EU Must Strengthen the Single Market in Response to Trump’s Election

| Press release

Extensive expansion of the EU single market for services can permanently increase gross value added in Europe by 2.3 percent or 353 billion euros. “Trump’s election as US President demands answers from Europe. A deepening of the single market, especially in relation to services, could increase the EU’s economic weight and make the EU more attractive for US companies,” says Lisandra Flach, Director of the ifo Center for International Economics.  

Removing barriers in the EU single market for services would increase the gross value added of all member states. In absolute terms, the largest increases would be in Germany (plus 67.8 billion euros), France (plus 37.8 billion euros) and Ireland (plus 29.9 billion euros).

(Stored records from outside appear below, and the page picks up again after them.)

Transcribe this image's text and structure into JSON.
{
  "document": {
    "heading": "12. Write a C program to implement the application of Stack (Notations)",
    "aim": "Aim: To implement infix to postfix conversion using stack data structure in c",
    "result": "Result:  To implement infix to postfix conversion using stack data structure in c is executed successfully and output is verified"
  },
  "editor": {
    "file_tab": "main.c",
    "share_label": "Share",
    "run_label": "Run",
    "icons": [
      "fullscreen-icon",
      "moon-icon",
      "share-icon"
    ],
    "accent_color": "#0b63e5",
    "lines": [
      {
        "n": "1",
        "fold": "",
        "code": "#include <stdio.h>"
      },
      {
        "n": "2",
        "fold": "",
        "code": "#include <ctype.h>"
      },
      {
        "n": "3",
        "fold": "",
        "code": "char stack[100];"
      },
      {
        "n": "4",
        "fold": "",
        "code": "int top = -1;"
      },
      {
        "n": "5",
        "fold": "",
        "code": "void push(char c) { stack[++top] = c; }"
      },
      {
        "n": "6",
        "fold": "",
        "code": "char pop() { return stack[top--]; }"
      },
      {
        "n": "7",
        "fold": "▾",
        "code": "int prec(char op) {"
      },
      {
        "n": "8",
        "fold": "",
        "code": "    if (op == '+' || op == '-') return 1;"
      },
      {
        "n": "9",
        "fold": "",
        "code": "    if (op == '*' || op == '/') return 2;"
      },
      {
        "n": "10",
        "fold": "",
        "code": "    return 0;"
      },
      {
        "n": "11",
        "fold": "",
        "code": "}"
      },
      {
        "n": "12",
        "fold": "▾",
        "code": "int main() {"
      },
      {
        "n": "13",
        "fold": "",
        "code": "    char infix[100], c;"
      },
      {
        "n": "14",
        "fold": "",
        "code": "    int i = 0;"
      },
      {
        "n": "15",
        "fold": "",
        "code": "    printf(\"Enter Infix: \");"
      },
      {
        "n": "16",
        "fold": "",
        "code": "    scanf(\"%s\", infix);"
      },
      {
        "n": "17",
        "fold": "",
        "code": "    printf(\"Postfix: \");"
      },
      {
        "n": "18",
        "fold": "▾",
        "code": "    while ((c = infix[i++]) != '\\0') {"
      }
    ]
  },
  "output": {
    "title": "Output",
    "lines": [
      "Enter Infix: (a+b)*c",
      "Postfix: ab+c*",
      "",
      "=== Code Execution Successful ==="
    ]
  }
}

In relation to their economic strength, Luxembourg (plus 8.6 percent), Malta (plus 7.8 percent) and Ireland (plus 6.2 percent) would record particularly strong growth.

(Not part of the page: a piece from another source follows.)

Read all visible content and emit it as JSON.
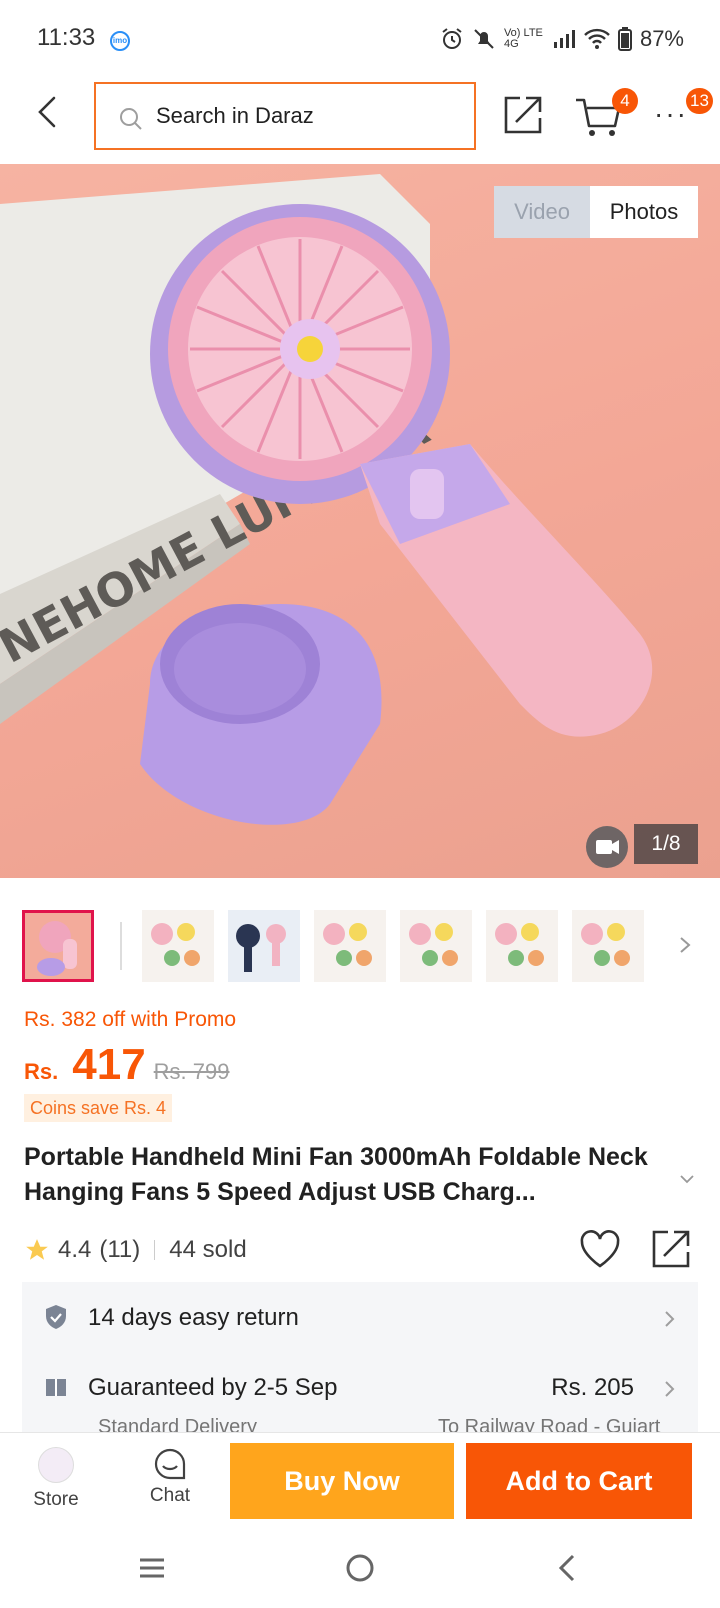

The calculations are based on a reduction in trade barriers for services in the EU single market by 25 percent (scenario 1) and 10 percent (scenario 2). This includes, for example, a reduction in bureaucracy or the harmonization of various national regulations. Reducing trade barriers for services by just 10 percent could increase gross value added in the EU by 0.5 percent or 77 billion euros. The calculations on the permanent economic effects relate to a time frame of 10 to 15 years.